Self-care takes care of itself
Self-care takes care of itself
I thought I sort of knew what self-care meant and however nebulous this idea and notion might have been, I also knew beyond doubt that I wasn’t getting enough of it, that I was not allowing space for it in my day and late evenings.
Self-care was something that got pushed to the bottom of my to-do-list, if it ever figured on any list, and was always sacrificed to the myriad of things that needed attending to and were far more important and so-called constructive.
What has changed and have I got more time for self-care now? Not at all, quite on the contrary – my days are fuller than ever and start a lot earlier than they used to, minus the late nights though. That was one of the first things that fell by the wayside – those frustrating late in the day attempts to get done what I had set out to do and would never get done, especially not after a glass of wine, my regular go to, my deserved right if not entitlement, my relaxation and much anticipated sugar hit at the end of a lot of days.
Self-care consisted of the basics – clean clothes, sometimes new clothes, the odd trip to a spa and soaking in a hot tub or better still, finding a sauna and trying to sweat it all out, let it all dissolve, my favourite purging and cleansing ritual. Difficult in a country firmly rooted in its beach culture and with soaring temperatures in summer, but somehow I managed to find these places every so often and could easily spend hours there, between sweating and resting and then sweating it out some more.
Self-care was always that extra thing to do and I felt that I had no space for it other than the bare minimum of what I was perfunctorily and without much joy, if any, administering to myself.
So what is different now? Self-care is no longer this extra thing, this circumscribed activity that is separate from everything else I do. Self-care is part of everything I do and if it is not (yet), I find ways to incorporate it into what I already do.
And thus, self-care is the way I walk – am I with myself? Or is my mind ahead of me, behind me or in a parallel mind-full existence? I have noticed that my body hates being abandoned and reacts with slight heart palpitations and raciness when I leave my body and get caught up in my thoughts or, worse still, a story in my head.
Self-care is also the way I talk – do I use swear words that feel like they are a curse directed back at me? Do I talk just to talk or do I have something to say? Do I add to the mess of emotions, expressed or unexpressed, that surround us like a thick fog and have hurt other people, lest anybody miss out?

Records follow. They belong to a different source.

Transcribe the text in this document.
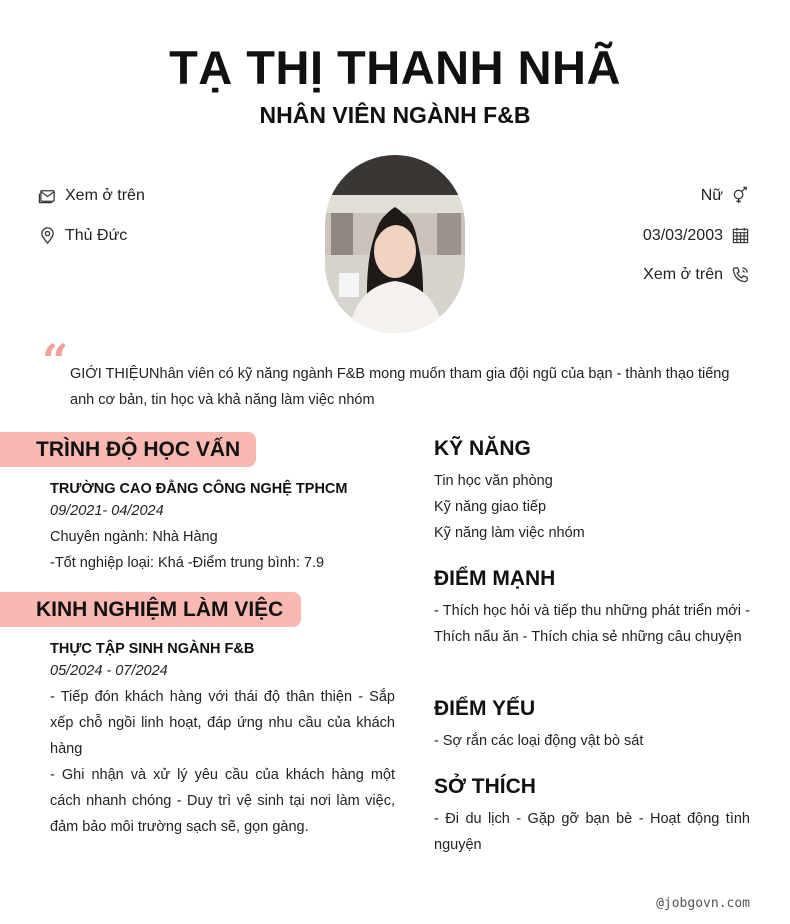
TẠ THỊ THANH NHÃ
NHÂN VIÊN NGÀNH F&B
Xem ở trên
Thủ Đức
Nữ
03/03/2003
Xem ở trên
“ GIỚI THIỆUNhân viên có kỹ năng ngành F&B mong muốn tham gia đội ngũ của bạn - thành thạo tiếng anh cơ bản, tin học và khả năng làm việc nhóm
TRÌNH ĐỘ HỌC VẤN
TRƯỜNG CAO ĐẲNG CÔNG NGHỆ TPHCM
09/2021- 04/2024
Chuyên ngành: Nhà Hàng
-Tốt nghiệp loại: Khá -Điểm trung bình: 7.9
KINH NGHIỆM LÀM VIỆC
THỰC TẬP SINH NGÀNH F&B
05/2024 - 07/2024
- Tiếp đón khách hàng với thái độ thân thiện - Sắp xếp chỗ ngồi linh hoạt, đáp ứng nhu cầu của khách hàng
- Ghi nhận và xử lý yêu cầu của khách hàng một cách nhanh chóng - Duy trì vệ sinh tại nơi làm việc, đảm bảo môi trường sạch sẽ, gọn gàng.
KỸ NĂNG
Tin học văn phòng
Kỹ năng giao tiếp
Kỹ năng làm việc nhóm
ĐIỂM MẠNH
- Thích học hỏi và tiếp thu những phát triển mới - Thích nấu ăn - Thích chia sẻ những câu chuyện
ĐIỂM YẾU
- Sợ rắn các loại động vật bò sát
SỞ THÍCH
- Đi du lịch - Gặp gỡ bạn bè - Hoạt động tình nguyện
@jobgovn.com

Self-care is allowing space to not rush when I go somewhere or do something – all those fractions of minutes I think I might be able to save by going fast, doing fast, thinking fast; what happens to them? Can I really bank them somewhere to then pull out at my convenience and use later?
And so the list goes on – self-care is the everyday activities done differently, by me and from me and from the inside out rather than bringing something to me from the outside in. I bring myself to an activity, I bring my body and my mind, I move from stillness to the best of my ability which creates space.
Self-care now also means that I take my time getting ready in the morning. I spend that time with me in my warm bathroom to wash my face (yes, it had never occurred to me that my face might need washing other than a perfunctory and hasty splash of water, no matter its temperature), to look after my feet, face and apply moisturiser over my whole body.
Self-care is no longer this mysterious thing that gets relegated to whenever if not never; self-care can be every step I walk and every word I speak as well as the extra care I now take with me and everyone and everything.
And thus, self-care is all around and in the air and no longer on any to-do or wishful thinking list. Self-care takes no time at all. Self-care is what I do while I do what I do.